This is an example from my notes on adjoint methods for recurrence relations.
In particular, we have a simple linear recurrence: $$ x^n = Ax^{n-1} + \begin{pmatrix} 0 \\ p_n \end{pmatrix} $$ in terms of parameters $p$, with initial condition: $$ x^0 = b = \begin{pmatrix} 1 \\ 0 \end{pmatrix} $$ and $$ A = \begin{pmatrix} \cos\theta & \sin\theta \\ -\sin\theta & \cos\theta \end{pmatrix} $$ We execute this recurrence for $N$ steps, and at the end we compute $g(p) = (x^N_2)^2$. In the notes, the goal was to compute the derivatives $d g / d p_n$ for $n = 1,\ldots,N$.
Now, we want to instead compute $d G / d p_n$ where $$ G(p,n) = \sum_{n=0}^N g(x^n) $$ using the modified adjoint recurrence explained in the pset-5 solutions.
θ = 0.1
A = [ cos(θ) sin(θ); -sin(θ) cos(θ)]
N = 100
p = [1,2,3,4,5]
b = [1,0]
2-element Array{Int64,1}: 1 0
# compute G by the recurrence
function recurrence(A, b, p)
x = b
G = x[2]^2
for i = 1:length(p)
x = A * x + [0,p[i]]
G += x[2]^2
end
return G
end
recurrence (generic function with 1 method)
recurrence(A, b, p)
334.995658997325
Here is the implementation of $G$ and $dG/dp$ by the adjoint method, as explained in the notes. This involves computing the recurrence "forward" to obtain $x^n$, saving the results for each $n$ (using a $2\times N+1$ matrix X
here), then computing the adjoint recurrence "backward" to obtain $\lambda$ and accumulate $dG/dp$.
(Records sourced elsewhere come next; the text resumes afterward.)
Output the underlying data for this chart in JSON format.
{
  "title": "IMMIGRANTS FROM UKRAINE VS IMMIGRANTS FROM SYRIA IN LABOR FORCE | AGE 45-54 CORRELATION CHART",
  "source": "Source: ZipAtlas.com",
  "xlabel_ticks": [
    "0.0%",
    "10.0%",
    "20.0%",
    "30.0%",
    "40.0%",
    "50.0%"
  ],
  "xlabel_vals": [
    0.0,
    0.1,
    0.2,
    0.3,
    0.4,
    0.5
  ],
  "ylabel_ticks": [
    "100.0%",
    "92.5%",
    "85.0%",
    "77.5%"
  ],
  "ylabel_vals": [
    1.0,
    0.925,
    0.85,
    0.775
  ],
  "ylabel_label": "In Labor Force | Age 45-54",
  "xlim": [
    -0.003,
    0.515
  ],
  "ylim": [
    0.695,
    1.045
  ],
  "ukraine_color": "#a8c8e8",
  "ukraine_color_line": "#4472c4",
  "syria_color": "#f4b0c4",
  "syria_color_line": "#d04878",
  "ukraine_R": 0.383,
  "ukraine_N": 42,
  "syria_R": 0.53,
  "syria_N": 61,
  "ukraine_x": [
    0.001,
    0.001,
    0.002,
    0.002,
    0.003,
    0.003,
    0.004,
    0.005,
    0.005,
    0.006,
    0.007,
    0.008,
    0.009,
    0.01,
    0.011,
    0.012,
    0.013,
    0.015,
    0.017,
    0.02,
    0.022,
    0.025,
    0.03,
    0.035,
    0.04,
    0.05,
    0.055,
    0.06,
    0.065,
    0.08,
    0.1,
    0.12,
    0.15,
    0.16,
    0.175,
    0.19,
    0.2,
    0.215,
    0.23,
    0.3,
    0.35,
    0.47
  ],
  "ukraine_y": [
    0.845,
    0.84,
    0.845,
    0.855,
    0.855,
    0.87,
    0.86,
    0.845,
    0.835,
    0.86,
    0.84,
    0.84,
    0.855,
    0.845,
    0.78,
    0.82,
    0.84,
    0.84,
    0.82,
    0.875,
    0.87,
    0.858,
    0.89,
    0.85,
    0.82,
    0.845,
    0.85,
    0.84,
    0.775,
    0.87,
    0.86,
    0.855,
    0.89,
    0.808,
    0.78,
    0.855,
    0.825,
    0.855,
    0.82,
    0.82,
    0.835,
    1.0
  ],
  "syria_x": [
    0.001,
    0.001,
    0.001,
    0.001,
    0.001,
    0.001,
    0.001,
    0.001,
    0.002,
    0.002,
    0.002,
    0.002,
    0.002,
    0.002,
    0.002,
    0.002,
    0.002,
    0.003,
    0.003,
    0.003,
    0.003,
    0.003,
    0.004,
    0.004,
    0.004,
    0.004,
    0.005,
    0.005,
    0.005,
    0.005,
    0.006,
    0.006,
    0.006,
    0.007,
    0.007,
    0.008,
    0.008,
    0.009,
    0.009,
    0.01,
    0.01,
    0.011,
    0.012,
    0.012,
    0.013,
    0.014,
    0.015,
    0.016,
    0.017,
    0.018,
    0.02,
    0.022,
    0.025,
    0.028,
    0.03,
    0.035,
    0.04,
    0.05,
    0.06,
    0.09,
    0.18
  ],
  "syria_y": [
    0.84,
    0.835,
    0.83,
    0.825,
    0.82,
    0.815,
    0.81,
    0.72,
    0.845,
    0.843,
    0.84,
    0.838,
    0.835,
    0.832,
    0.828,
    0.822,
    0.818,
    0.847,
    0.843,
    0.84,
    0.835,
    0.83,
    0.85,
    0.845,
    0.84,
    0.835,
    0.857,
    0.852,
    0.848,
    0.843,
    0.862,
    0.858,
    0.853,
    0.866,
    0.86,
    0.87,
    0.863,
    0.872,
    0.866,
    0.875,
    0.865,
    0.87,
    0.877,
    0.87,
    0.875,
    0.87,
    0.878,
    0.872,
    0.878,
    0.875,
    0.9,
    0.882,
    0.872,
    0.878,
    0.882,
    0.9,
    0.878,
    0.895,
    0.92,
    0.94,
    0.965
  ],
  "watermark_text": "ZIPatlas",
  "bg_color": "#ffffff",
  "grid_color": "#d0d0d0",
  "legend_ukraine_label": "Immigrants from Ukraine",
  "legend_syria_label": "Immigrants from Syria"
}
# compute G(x) = ∑ x[2]^2, and dG/dp, by adjoint method
function recurrence_adjoint(A, b, p)
X = Array(Float64, 2, length(p)+1)
X[:,1] = b
G = X[2,1]^2
for i = 1:length(p)
X[:,i+1] = A * X[:,i] + [0,p[i]]
G += X[2,i+1]^2
end
λ = [0, 2*X[2,end]]
dGdp = Array(Float64, length(p))
for i = length(p):-1:1
dGdp[i] = λ[2]
λ = A'λ + [0, 2*X[2,i]]
end
return G, dGdp
end
recurrence_adjoint (generic function with 1 method)
recurrence_adjoint(A, b, p)
(334.995658997325,[62.952210001400694,62.798159815366446,58.25225472582998,47.42457090302371,28.545049656571447])
For comparison, we will compute $dG/dp$ by a center difference approximation: $\partial G/\partial p_n \approx [G(p + e_n\delta ) - G(p - e_n\delta )] / 2\delta$ for some small $\delta$.
function recurrence_FD(A, b, p, δ=1e-5)
G = recurrence(A, b, p)
dGdp = Array(Float64, length(p))
p′ = copy!(similar(p, Float64), p) # modify a copy of p rather than p
for i = 1:length(p)
p′[i] = p[i] + δ
G₊ = recurrence(A, b, p′)
p′[i] = p[i] - δ
G₋ = recurrence(A, b, p′)
dGdp[i] = (G₊ - G₋) / (2δ)
p′[i] = p[i]
end
return G, dGdp
end
recurrence_FD (generic function with 2 methods)
As we might have hoped, the answers are pretty close (limited by roundoff error and/or finite-difference error):
norm(recurrence_FD(A, b, p)[2] - recurrence_adjoint(A, b, p)[2])
7.579243788848227e-9
In practice, it is really easy to make mistakes in computing derivatives of complicated functions by hand, so it is always important to check your results against a finite-difference approximation.
It is interesting to ask what the influence of the finite-difference step $\delta$ is in this problem, by plotting the error vs. $\delta$:
using PyPlot
δ = logspace(-15, -1, 100)
loglog(δ, [norm(recurrence_adjoint(A, b, p)[2] - recurrence_FD(A, b, p, d)[2]) for d in δ], ".-")
xlabel("finite-difference step δ")
ylabel("norm of error in dG/dp")
PyObject <matplotlib.text.Text object at 0x32054a190>
At first glance, this seems ridiculous: the errors get monotonically worse as $\delta$ decreases! How can this be right?
The key point is to realize that our $G(p)$ depends quadratically on $p$, and a center-difference approximation is exact for a quadratic function in exact arithmetic. So, all of the difference arises due to roundoff errors. In the finite-difference approximation, the difference $G(p + e_n\delta) - G(p - e_n\delta)$ is the difference of two nearly equal quantities as $\delta \to 0$, so there is a large cancellation error in the result (i.e. the result arises from the least significant digits of $G$), and hence the error worsens with decreasing $\delta$.